– А тебя, оказывается, поздравить можно, шурин мой дорогой, – говорил Семен, откидываясь на спинку мягкого кресла, – с прибавлением в семействе, а?
– Да-да, – Виктория быстро взглянула на брата, – у нас в семье родилась девочка, но пока еще рано говорить о чем-то конкретном.
– Пусть у тебя все будет хорошо, дядя Андрюша, я за тебя рад, – Илья понимал, что подобное пожелание нужно произносить торжественным тоном, но у него уже не было сил скрывать нетерпение. – Ладно, папу я доставил, а теперь скажите, что хотели, или я пойду.
Воскобейников переглянулся с сестрой.
– Хорошо, раз ты так торопишься… Я, честно говоря, собирался отложить этот разговор, но… Видишь ли, племянник дорогой, у нас тут без тебя произошли разные события – можно даже сказать, случились крупные-прекрупные неприятности, – он снова взглянул на сестру, и та кивнула в ответ на его взгляд.
– Тебе нужно быть осмотрительнее при выборе друзей, сыночек, – с упреком заметила она.
– Ладно тебе, Вика, он еще слишком молод и слишком чист душою, не надо его упрекать ни в чем, – Воскобейников поднял руку, словно хотел защитить племянника.
– Да что случилось, где Оля? – вскочив на ноги, закричал Илья.
– Именно о ней я и хотел с тобой поговорить, племянник. Сядь. Нет Оли, – он широко развел руками и вздохнул, – уехала! И если бы только уехала!
– Я ничего не понимаю, – у Ильи задрожали губы, – она не могла уехать.
– Еще как могла! Ты говорил, что ее мама ни о чем не знает? Что у нее больное сердце, что ей ни о чем нельзя знать, так?
– Ну… так.
– А оказывается, она обо всем давно знала. Приезжала она тут без тебя – такое нам устроила, что век помнить буду, пока жив! – Андрей Пантелеймонович вновь взглянул на сестру, и та поддакнула:
– Да уж! Такое они тут развели с твоей Олей, что мне и полжизни прожить – не забыть! Сколько нервов ушло, сколько сил, сколько денег!
Илью затрясло, он почувствовал, как кровь медленно отливает от его лица.
– Причем тут деньги, вы мне можете нормально рассказать?!
– Ну, раз тебе так хочется, – Виктория изобразила возмущение: – Эта ее мамаша начала грозить, что пойдет в прокуратуру, пойдет к тебе в институт, добьется, чтобы тебя исключили из комсомола – чего только она тут мне не накричала! Мне пришлось терпеть, что я могла ей ответить?

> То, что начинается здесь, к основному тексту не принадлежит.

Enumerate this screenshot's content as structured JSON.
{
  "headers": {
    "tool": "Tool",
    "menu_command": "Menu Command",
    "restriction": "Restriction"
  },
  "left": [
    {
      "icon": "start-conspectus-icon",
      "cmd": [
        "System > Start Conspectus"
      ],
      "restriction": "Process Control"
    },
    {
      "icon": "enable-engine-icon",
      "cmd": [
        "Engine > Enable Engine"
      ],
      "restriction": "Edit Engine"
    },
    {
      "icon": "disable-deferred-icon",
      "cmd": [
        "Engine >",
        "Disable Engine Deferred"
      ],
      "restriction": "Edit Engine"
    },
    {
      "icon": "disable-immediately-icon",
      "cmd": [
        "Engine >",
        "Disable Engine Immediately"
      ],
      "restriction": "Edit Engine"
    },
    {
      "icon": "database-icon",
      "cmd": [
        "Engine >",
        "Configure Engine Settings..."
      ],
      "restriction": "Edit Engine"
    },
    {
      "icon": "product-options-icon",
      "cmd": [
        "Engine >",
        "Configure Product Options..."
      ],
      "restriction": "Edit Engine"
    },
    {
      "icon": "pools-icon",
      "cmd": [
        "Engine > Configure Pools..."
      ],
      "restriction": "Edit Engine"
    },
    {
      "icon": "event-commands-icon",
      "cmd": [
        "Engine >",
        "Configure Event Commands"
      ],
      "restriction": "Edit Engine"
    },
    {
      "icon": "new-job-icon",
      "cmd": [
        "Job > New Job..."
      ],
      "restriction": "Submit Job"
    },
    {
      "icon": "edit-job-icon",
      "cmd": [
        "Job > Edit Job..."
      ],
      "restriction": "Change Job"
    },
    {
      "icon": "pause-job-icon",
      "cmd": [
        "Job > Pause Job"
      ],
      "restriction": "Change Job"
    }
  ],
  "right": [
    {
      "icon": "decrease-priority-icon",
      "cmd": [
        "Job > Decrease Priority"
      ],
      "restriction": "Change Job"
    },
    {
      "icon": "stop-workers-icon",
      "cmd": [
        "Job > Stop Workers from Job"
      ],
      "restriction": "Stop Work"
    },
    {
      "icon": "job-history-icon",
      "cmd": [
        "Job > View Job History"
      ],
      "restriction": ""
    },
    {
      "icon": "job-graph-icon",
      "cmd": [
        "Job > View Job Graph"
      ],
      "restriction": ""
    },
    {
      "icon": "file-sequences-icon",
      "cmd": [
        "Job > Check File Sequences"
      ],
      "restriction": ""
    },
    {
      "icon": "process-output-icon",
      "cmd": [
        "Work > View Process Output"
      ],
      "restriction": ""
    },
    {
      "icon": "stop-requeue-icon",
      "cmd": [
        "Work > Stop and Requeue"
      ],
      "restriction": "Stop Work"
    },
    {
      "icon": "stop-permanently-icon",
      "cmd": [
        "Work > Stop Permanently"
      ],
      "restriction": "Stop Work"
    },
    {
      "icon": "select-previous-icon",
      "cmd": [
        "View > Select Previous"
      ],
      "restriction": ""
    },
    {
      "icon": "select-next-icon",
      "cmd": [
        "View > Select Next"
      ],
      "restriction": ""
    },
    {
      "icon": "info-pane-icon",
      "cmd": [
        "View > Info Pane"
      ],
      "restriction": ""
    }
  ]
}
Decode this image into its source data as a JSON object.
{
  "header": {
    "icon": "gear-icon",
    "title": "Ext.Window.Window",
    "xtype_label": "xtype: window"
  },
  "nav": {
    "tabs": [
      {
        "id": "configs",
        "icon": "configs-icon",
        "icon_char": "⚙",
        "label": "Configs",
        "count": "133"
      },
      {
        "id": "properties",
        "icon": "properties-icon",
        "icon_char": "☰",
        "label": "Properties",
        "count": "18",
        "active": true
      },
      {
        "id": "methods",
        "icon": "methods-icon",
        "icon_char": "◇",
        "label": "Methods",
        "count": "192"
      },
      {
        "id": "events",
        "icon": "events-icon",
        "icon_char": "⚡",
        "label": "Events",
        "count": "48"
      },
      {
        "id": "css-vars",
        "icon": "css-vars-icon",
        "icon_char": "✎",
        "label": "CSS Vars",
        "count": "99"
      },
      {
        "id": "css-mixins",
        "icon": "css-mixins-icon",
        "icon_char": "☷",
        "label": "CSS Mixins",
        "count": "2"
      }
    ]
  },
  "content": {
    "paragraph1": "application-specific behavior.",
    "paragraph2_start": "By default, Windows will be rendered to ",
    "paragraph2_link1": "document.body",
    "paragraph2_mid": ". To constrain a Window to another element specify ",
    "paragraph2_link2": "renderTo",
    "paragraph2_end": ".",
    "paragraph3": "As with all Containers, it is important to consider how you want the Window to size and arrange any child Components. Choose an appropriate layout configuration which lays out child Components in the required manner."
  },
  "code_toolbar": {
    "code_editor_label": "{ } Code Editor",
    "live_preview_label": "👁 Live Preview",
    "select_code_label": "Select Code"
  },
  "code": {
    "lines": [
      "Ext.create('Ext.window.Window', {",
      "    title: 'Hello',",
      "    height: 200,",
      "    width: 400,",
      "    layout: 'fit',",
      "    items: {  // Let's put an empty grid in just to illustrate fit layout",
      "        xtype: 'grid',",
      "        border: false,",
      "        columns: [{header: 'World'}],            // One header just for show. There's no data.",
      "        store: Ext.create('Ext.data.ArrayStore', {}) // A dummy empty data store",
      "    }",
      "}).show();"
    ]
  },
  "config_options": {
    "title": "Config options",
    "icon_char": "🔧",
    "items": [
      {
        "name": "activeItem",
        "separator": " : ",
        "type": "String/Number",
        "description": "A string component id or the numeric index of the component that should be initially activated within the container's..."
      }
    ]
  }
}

– Ну… она, конечно, могла рассердиться, я понимаю, – Илья виновато опустил голову.
– Рассердиться – ладно, она мать. Но она ведь грозила, требовала!
– Чего требовала? Я ведь сам хочу жениться на Оле, у нас будет ребенок, и изменить уже ничего нельзя.
– Вот тут ты и не прав, племянник, – Воскобейников ласково положил руку ему на плечо, – ей нужно было не это, она требовала денег.
– Какие деньги, за что?
– За то, чтобы не заявлять на тебя и никуда не обращаться, эта женщина потребовала пять тысяч. Маме пришлось дать ей эти деньги, чтобы она не испортила тебе будущее.
– Пять…тысяч? А Оля, что она… что она сделала? Что она сказала?
– Что Оля могла сказать, она еще ребенок и должна слушаться мать. Мать настаивала на аборте, и она согласилась, – Андрей Пантелеймонович грустно взглянул на племянника. – Представь, каково мне было всем этим сейчас заниматься!
– Мы так переживали, – Виктория грустно погладила брата по плечу. – Мы так уговаривали ее этого не делать! Даже Лилечка плакала. Она все просила ее: «Не нужно, отдай мне этого ребенка, я его буду любить, как своего!» Но эту стерву, ее мать, было не переспорить!
– Не надо так, Вика, – мягко произнес Воскобейников, – Нужно уметь понимать и прощать людей. Эта женщина прожила трудную жизнь, одна растила дочь, часто испытывала материальные трудности. Не удивительно, что деньги превратились для нее в главную жизненную ценность.